Actually, it’s the other way around: We applied our findings from medical genetics to the case of Beethoven as an example. These data sets were not even available ten or 15 years ago. That’s why it was only now possible to arrive at such results. This shows the potential of such investigations: We can now use these methods to decipher individual disease stories like Beethoven’s step by step - as human genetic knowledge advances.
How do the results change the image of Ludwig van Beethoven?
The connection between physical constitution and artistic work is a very interesting musicological question. That’s where I reach my limits as a physician, but of course, we discussed this question. Exchange across disciplinary boundaries is an important goal of the project.
What is the biggest surprise from your point of view?
From a medical point of view, I find it very interesting how Beethoven’s example can be used to capture cirrhosis of the liver as an interaction of genetic and environmental factors.
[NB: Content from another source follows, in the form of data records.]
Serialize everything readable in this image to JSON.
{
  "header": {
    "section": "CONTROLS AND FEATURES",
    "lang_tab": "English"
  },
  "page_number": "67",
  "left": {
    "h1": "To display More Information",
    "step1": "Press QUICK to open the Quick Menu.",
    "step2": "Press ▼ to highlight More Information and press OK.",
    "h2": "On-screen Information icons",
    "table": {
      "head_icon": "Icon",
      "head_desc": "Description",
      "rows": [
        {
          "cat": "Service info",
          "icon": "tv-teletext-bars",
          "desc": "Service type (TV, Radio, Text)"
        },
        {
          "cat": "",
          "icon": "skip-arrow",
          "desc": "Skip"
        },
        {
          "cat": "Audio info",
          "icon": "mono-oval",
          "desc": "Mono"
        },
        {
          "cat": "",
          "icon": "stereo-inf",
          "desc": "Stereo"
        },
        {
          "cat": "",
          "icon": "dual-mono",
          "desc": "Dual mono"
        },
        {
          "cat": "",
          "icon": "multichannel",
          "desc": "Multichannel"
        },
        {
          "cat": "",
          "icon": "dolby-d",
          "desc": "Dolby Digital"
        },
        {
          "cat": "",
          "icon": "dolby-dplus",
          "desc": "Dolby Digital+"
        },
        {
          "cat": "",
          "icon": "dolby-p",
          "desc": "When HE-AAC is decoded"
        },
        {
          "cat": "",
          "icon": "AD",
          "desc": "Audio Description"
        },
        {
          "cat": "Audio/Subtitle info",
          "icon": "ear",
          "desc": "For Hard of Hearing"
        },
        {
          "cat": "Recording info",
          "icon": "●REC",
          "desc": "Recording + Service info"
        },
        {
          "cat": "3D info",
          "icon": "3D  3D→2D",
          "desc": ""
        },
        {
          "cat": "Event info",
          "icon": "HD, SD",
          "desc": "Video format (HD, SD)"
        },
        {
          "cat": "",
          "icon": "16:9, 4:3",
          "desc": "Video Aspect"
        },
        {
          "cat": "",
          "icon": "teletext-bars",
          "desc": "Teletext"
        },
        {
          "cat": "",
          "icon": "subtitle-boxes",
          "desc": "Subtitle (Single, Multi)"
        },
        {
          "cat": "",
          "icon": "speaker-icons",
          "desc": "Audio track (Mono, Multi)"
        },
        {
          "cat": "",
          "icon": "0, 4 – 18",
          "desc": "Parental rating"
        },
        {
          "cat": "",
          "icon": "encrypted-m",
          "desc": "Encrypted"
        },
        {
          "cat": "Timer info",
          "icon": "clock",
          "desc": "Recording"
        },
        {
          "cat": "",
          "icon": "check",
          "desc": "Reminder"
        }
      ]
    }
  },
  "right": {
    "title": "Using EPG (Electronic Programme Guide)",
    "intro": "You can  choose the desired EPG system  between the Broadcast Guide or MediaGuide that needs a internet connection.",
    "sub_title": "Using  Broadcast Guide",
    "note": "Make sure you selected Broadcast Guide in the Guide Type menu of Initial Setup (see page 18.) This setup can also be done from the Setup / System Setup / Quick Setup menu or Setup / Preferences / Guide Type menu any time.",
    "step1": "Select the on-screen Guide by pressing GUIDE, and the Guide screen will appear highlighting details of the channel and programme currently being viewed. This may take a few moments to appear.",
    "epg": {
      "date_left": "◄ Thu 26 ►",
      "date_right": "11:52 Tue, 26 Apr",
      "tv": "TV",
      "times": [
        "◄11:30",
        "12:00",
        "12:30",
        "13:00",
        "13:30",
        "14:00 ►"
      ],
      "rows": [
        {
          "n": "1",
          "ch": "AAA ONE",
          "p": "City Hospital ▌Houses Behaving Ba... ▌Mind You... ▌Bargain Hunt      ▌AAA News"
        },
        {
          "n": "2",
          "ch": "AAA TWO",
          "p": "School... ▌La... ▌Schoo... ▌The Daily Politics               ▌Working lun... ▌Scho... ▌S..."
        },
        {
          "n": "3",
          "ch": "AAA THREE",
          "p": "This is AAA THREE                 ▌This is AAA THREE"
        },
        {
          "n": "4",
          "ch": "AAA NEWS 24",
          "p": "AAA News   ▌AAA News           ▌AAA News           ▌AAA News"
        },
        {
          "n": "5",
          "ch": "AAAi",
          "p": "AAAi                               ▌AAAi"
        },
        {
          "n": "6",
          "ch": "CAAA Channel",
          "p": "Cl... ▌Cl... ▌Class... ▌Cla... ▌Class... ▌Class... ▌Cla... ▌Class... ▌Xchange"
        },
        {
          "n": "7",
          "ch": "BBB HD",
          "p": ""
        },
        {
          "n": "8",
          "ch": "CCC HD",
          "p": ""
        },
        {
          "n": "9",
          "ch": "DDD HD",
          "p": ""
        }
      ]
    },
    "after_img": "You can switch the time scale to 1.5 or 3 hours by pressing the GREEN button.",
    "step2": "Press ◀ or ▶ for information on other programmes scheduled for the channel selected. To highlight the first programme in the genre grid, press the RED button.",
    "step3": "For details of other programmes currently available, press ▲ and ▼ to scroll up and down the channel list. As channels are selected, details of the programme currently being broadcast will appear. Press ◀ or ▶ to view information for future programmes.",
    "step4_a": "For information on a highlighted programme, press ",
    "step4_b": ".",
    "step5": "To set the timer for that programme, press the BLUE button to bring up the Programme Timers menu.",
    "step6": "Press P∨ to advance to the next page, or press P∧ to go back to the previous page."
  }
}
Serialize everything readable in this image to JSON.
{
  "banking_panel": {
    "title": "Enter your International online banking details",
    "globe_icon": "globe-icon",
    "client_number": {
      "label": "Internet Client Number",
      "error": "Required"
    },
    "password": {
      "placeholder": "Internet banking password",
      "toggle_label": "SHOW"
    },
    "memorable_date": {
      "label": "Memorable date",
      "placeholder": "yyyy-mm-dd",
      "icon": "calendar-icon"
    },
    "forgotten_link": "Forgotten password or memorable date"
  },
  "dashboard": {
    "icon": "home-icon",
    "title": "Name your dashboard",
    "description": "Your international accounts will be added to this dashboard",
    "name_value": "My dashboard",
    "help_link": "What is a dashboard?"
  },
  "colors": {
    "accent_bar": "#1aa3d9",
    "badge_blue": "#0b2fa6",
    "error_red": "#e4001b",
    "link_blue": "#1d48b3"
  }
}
Both the genetic predisposition and the alcohol and viral infection go together here in a classic way in the sense of multifactorial disease development. I think it’s a great success to be able to work through this with a symptom complex like this.
Prof. Dr. Markus Nöthen heads the Institute of Human Genetics at the University Hospital Bonn. He also is a member of the Cluster of Excellence ImmunoSensation2 as well as the Transdisciplinary Research Area Life and Health. In the current study, Prof. Nöthen was instrumental in interpreting the genome data of Ludwig van Beethoven.